In 6.3 he establishes that there are only 3 sources from which all creatures originate. More importantly, 6.3.2 “Then that same deity thought to itself: ‘Come now, why don’t I establish the distinctions of name and appearance by entering these three deities here with this living self (atman) and make each of them three-fold’.” In every thing, heat, water, food – red, white, black – are present in different quantities and distributions. Is this the origin of the three gunas? Like some of the early teachers/sages were figuring things out and got different pieces, and eventually it coalesced into the formulation presented in the Gitas and Puranas, which hangs together so well it hasn’t been seriously changed or challenged since.
Geez, reading one of the footnotes where he actually provides some insight makes me realize how very much I am NOT getting out of these scriptures. Well, it is a first time through. I’ll have them forever. One has to begin learning somewhere.
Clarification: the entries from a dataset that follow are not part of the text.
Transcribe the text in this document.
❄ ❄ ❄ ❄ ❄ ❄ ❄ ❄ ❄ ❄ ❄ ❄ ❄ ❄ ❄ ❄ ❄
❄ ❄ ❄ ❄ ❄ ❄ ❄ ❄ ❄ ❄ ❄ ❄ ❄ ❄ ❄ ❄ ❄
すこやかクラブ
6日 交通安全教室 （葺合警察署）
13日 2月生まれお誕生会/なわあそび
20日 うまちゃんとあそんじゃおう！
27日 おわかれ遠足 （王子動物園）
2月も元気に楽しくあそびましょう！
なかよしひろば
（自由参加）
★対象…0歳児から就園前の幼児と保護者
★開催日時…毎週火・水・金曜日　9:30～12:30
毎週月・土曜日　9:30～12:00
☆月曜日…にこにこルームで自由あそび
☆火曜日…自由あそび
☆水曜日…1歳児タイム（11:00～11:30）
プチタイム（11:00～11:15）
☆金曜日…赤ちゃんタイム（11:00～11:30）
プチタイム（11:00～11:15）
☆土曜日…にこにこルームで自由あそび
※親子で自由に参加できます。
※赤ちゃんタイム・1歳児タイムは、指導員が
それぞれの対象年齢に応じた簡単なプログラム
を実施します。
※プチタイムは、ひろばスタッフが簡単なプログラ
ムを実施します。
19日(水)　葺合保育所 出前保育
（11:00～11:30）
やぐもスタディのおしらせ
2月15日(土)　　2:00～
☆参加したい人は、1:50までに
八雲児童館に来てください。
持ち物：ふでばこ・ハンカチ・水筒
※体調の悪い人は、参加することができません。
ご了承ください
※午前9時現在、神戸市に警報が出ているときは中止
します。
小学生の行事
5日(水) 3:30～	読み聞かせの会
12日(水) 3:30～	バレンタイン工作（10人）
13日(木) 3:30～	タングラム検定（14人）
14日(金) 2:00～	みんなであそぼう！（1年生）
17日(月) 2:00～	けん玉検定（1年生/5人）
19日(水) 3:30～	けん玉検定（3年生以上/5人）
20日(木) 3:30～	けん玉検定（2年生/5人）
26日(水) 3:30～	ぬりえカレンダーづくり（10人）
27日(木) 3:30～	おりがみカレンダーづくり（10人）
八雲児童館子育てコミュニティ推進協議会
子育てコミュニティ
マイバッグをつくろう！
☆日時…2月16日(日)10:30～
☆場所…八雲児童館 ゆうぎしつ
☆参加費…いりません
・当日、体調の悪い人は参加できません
A little taste in CU 6.8.7, it concludes with “and that’s how you are, son.” Olivelle defends his translation, saying it is often translated “That art Thou.” The latter is impossible, claims Olivelle, because the pronoun ‘tat’ cannot refer either to ‘sat’ or to ‘animan’. The Sanskrit of the contested text is tat tvam asi. Anyway, the phrase “does not establish the identity between the individual and the ultimate being (sat), but rather shows that (the son) lives in the same manner as all the other creatures, that is, by an invisible and subtle essence; it indicates the cause of his existence.” P.349
The father has shown that the “whole world exists because of the essence, which is the truth and is lasting and real. It is the self, for everything exists in relation and reference to it. Then the father personalizes the teaching by making the son realize he should look upon himself the same way – he, like the tree and the world, is pervaded by the essence, which is his final reality and his true self.”
I was getting some of that, but not all. Ah well, how fun would it be if there was nothing to go back for?